Безгрешность - Джонатан Франзен 15 стр.


– Эй, ты! – заорал Йоахим. – Мы хотим с тобой поговорить!

Призрак снова начал перемещаться.

– Иди душ принимай, – сказал Андреас. – Ты его пугаешь.

– Не будь идиотом.

– Я дальше моста не пойду. Можешь там наверху меня подождать.

Йоахим колебался, но он почти всегда в итоге делал так, как хотел Андреас. Когда он ушел, Андреас побежал рысцой вдоль путей, получая удовольствие от своего маленького приключения. Призрака он теперь не видел, но быть в диком месте, в темноте – уже интересно. У него была голова на плечах, он знал правила и знал, что ничего тут не нарушает. Он чувствовал себя в полном праве, как чувствовал себя вправе быть именно тем футболистом, которого выбрала эта фигура.

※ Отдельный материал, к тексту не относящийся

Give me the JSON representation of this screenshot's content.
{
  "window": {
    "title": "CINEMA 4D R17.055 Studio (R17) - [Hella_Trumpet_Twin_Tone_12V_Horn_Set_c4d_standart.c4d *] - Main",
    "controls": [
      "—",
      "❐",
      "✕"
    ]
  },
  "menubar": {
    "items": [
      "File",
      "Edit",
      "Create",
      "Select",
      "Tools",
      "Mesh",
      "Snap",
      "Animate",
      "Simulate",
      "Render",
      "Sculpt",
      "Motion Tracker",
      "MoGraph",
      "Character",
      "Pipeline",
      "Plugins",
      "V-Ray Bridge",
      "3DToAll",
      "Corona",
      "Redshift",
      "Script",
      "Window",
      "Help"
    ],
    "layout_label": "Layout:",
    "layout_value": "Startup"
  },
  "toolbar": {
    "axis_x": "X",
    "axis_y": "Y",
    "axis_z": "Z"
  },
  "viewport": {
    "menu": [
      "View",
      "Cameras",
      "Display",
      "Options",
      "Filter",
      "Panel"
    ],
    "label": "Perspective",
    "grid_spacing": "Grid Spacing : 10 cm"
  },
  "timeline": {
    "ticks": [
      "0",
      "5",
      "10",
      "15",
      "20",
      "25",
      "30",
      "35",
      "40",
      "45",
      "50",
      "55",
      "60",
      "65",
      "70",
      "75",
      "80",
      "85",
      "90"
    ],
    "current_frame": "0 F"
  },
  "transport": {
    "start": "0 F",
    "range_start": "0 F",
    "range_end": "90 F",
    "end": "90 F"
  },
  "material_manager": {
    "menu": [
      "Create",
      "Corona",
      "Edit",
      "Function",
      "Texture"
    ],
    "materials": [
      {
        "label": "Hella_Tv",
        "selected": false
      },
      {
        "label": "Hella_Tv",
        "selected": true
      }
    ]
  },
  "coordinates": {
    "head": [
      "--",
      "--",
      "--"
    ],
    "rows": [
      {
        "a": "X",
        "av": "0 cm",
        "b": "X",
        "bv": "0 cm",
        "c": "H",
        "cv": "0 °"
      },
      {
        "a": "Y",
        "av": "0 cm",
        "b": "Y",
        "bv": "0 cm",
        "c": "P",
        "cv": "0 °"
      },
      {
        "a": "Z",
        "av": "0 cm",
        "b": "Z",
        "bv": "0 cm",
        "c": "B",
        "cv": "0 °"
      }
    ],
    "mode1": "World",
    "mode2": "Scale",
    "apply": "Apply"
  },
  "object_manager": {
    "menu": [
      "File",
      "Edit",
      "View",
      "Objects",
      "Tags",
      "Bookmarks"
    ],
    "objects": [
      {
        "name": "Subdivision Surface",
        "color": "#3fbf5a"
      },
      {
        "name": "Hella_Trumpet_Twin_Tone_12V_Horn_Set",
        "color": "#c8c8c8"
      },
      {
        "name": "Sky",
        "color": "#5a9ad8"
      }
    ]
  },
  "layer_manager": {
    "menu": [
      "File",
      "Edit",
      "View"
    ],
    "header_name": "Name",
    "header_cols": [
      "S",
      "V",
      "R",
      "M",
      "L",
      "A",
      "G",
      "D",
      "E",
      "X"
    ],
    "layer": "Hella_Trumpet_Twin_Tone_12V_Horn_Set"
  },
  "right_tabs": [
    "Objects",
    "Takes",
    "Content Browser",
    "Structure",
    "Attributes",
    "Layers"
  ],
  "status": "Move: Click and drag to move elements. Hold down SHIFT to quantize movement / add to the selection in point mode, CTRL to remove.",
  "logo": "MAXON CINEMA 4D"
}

Он не боялся; было ощущение неуязвимости. Уличным фонарям на мосту он, однако, был рад. Он остановился перед мостом и заглянул в темноту под ним.

– Эй! – произнес он.

В темноте шаркнула обо что-то подошва.

– Эй!

– Зайди под мост, – произнес голос.

– Лучше сам выйди.

– Нет, ты под мост. Я ничего плохого тебе не сделаю.

Голос из-под моста был мягким голосом образованного человека, и Андреаса это почему-то не удивило. Человеку неинтеллигентному неуместно было бы высматривать его и подавать ему знаки. Андреас зашел под мост и увидел у одной из опор человеческую фигуру.

– Кто вы? – спросил он.

– Никто, – ответил призрак. – Так, нелепость.

– Что вам тогда надо? Я вас знаю?

– Нет.

– Что вам надо?

– Я не могу здесь оставаться надолго, но я хотел тебя увидеть, прежде чем вернусь.

– Куда?

– В Эрфурт.

– Хорошо, вот я. Вы меня видите. Можно поинтересоваться – почему вы за мной шпионите?

Мост над их головами вздрогнул и загремел под тяжестью проезжающего грузовика.

– Что бы ты сказал, – промолвил призрак, – если бы услышал от меня, что я твой отец?

– Сказал бы, что вы сошли с ума.

– Твоя мать – Катя Вольф, урожденная Эберсвальд. Я был ее студентом, а потом коллегой в Гумбольдтовском университете с пятьдесят третьего года по февраль шестьдесят третьего, когда меня арестовали, судили и приговорили к десяти годам за подрывную деятельность.

Андреас невольно отступил на шаг. Его страх перед прокаженными – политически прокаженными – был инстинктивным. Ничего хорошего от общения с ними ждать не приходилось.

– Нет нужды говорить, – добавил призрак, – что никакой подрывной деятельностью я не занимался.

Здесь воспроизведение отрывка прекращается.